When MIG welding on stainless, you usually have three choices of transfer depending on your equipment: spray-arc, short-circuiting, or pulsed-arc transfer.
Filler metals for gas metal arc welding stainless steel are specified in AWS - A5.9-93. Electrode diameters as great as 1/16-in., but usually 0.045", 0.035", and 0.030", are used with relatively high currents to create the spray-arc transfer. A current of approximately 300-350 amperes is required for a 1/16-in. electrode, depending on the shielding gas and type of stainless wire being used. The degree of spatter is dependent upon the composition and flow rate of the shielding gas, wire-feed speed, and the characteristics of the welding power supply. DCEP (Direct Current Electrode Positive) is used for most stainless-steel welding. A 1 or 2 per cent argon-oxygen mixture is recommended for most stainless steel spray arc welding.

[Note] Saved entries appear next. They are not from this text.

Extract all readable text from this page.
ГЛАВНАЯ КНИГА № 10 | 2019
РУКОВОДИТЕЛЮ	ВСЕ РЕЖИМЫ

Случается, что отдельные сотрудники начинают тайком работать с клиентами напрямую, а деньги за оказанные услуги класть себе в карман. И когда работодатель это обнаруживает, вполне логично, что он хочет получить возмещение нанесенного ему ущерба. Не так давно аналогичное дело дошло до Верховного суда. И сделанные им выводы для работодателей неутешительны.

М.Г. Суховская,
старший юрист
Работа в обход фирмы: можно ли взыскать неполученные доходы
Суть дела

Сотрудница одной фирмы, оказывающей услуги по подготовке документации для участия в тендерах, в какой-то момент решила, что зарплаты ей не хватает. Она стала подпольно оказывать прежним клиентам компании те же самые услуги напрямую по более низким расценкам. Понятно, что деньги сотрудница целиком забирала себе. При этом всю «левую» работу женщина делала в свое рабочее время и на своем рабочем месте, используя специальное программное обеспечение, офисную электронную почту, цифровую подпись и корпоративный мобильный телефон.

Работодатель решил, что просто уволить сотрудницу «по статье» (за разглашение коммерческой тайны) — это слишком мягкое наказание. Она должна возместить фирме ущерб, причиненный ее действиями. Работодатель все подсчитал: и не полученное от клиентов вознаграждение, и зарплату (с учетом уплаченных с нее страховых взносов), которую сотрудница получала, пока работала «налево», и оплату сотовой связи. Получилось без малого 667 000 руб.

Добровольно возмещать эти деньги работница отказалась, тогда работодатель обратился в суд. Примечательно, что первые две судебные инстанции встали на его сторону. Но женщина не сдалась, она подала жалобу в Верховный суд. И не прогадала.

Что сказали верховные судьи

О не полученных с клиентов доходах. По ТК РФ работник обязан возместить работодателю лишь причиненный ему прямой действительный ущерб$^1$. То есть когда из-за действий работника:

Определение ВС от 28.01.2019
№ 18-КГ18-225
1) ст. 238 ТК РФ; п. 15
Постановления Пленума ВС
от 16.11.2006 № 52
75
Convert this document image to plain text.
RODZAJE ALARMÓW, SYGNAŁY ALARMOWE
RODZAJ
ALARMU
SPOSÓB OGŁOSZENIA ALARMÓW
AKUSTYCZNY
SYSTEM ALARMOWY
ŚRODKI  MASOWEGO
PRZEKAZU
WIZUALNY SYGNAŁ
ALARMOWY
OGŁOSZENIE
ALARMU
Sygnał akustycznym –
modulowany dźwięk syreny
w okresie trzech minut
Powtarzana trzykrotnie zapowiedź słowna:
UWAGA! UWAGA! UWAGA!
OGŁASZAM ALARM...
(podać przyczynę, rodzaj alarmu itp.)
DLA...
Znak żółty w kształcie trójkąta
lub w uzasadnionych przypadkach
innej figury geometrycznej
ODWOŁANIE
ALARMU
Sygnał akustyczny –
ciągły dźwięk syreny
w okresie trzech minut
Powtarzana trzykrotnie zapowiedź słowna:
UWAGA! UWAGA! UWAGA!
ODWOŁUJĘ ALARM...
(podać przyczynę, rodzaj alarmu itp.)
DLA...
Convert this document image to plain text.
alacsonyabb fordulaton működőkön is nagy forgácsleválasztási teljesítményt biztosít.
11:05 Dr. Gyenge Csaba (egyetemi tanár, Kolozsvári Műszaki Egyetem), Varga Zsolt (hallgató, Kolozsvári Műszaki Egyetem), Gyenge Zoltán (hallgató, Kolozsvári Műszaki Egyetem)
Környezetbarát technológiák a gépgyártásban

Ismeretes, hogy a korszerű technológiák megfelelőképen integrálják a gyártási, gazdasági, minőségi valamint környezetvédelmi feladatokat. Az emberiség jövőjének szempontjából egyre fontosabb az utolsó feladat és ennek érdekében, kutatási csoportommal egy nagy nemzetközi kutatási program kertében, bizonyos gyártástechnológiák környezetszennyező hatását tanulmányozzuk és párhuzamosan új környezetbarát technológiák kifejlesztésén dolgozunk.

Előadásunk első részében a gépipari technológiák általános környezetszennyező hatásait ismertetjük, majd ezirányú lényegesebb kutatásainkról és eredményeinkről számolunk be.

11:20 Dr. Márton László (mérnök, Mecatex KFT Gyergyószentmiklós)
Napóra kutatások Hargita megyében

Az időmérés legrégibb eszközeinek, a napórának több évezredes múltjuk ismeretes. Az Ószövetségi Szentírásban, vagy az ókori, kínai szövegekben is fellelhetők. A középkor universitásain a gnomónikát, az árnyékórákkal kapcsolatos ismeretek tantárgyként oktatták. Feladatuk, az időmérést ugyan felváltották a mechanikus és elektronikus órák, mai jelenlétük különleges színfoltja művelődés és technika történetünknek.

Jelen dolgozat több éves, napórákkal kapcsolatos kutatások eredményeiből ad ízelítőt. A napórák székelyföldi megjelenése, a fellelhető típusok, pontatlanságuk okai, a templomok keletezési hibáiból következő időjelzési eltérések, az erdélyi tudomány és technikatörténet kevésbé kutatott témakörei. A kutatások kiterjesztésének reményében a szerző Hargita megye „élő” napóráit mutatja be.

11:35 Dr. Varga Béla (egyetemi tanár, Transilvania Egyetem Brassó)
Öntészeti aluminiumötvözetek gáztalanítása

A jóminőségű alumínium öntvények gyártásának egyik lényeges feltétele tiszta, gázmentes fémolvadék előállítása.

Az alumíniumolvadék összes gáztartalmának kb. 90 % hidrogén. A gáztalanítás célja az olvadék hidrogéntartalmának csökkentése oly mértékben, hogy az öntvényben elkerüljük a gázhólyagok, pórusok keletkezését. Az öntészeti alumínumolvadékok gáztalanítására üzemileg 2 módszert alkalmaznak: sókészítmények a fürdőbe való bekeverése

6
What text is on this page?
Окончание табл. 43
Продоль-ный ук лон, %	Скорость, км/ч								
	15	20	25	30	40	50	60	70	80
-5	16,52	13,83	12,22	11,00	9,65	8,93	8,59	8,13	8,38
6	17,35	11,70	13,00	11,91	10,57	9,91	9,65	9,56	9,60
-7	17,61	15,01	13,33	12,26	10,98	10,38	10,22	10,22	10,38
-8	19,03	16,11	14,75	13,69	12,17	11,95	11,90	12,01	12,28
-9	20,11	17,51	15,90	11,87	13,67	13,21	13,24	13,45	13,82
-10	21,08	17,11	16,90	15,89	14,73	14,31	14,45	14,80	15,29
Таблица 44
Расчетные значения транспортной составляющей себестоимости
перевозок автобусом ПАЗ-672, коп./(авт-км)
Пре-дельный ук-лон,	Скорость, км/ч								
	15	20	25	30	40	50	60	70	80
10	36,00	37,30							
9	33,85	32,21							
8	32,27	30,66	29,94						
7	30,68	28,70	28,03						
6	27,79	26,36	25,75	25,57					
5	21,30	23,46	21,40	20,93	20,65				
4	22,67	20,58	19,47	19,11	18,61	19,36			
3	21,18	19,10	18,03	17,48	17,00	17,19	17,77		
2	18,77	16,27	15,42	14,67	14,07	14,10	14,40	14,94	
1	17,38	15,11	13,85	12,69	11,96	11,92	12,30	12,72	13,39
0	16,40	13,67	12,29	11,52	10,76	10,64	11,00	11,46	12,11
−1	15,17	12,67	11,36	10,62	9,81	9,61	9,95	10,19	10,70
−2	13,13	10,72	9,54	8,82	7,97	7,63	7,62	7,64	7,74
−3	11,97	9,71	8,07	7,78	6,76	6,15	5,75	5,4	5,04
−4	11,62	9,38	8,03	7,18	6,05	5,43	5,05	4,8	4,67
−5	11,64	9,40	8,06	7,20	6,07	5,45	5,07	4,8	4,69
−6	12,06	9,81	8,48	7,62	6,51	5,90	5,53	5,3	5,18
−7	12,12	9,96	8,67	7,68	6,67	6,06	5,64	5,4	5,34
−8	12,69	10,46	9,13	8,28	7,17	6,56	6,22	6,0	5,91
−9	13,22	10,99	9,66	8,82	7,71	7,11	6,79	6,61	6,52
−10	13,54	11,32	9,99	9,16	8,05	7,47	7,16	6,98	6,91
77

On square butt welds, a backup strip should be used to prevent weld-metal drop through. When fit-up is poor or copper backing cannot be used, drop-through may be minimised by short-circuit welding the first pass. Forehand techniques are beneficial when welding with a semiautomatic gun. Although the operator's hand is exposed to more heat, better visibility is obtained. For welding plate ¼-in. and thicker, the gun should be moved back and forth in the direction of the joint and at the same time moved slightly from side to side. On thinner metal, however, only back and forth motion along the joint is used.
The more economical short-circuiting transfer process for thinner material should be used in the overhead and horizontal position for, at least, the root and first passes. Although some operators use a short digging spray arc to control the puddle, the weld is apt to be unduly porous.
Power supply units with slope, voltage, and inductance controls are recommended for the welding of stainless steel with short-circuiting transfer. Inductance, in particular, plays an important part in obtaining proper puddle fluidity.
The shielding gas recommended for short-circuiting welding of stainless-steel contains 90 per cent helium, 7.5 per cent argon, and 2.5 per cent carbon dioxide. The gas gives the most desirable bead contour while keeping the CO2 level low enough so that it does not influence the corrosion resistance of the metal. High inductance in the output is beneficial when using this gas mixture. Single-pass welds may also be made by using argon-CO2 gas. The CO2 in the shielding gas will affect the corrosion resistance of multipass welds made with short-circuiting transfer.
Wire extension or stickout should be kept as short as possible. Backhand welding is usually easier on fillet welds and will result in a neater weld. Forehand welding should be used for butt welds. Outside corner welds may be made with a straight motion. A slight backward and forward motion along the axis of the joint should be used. Short-circuiting transfer welds on stainless steel made with a shielding gas of 90 per cent He, 7-1/2 per cent A, 2-1/2 per cent CO2 show good corrosion resistance and coalescence. Butt, lap, and single fillet welds in material ranging from 0.60-in. to .125-in. in 321, 310, 316, 347, 304, 410, and similar stainless steels can be successfully made.
The pulsed arc process is normally a process wherein one small drop of molten metal is transferred across the arc for each high current pulse of weld current. The high current pulse must be of sufficient magnitude and duration to cause at least one small drop of molten metal to form and be propelled by the pinch effect from the end of the wire to the weld puddle. During the low current portion of the weld cycle the arc is maintained and the wire is heated, but the heat developed is not adequate to transfer metal. For this reason, the time duration at the low current value must be limited otherwise metal would be transferred in the globular mode.
Wire diameters of 0.030", 0.035", and 0.045" are most commonly used with this process. Gases for pulsed arc welding are argon plus 1 per cent oxygen, the same as used for spray arc welding. These and other wire sizes can be welded in the spray transfer mode at lower average current with pulsed current than with continuous weld current. The advantage of this is that thin material can be welded in the spray transfer mode which produces a smooth weld with fewer spatters than the short circuiting mode. Another advantage is that for a given average current, spray transfer can be obtained with a larger wire. Larger diameter wires are less costly than smaller sizes, and the lower ratio of surface to volume reduces the possibility of weld contamination from surface oxides.
Pulsed MIG welding characteristics are excellent with lower currents. There are many advantages with the process including low spatter, penetration without melt-through and excellent operator appeal.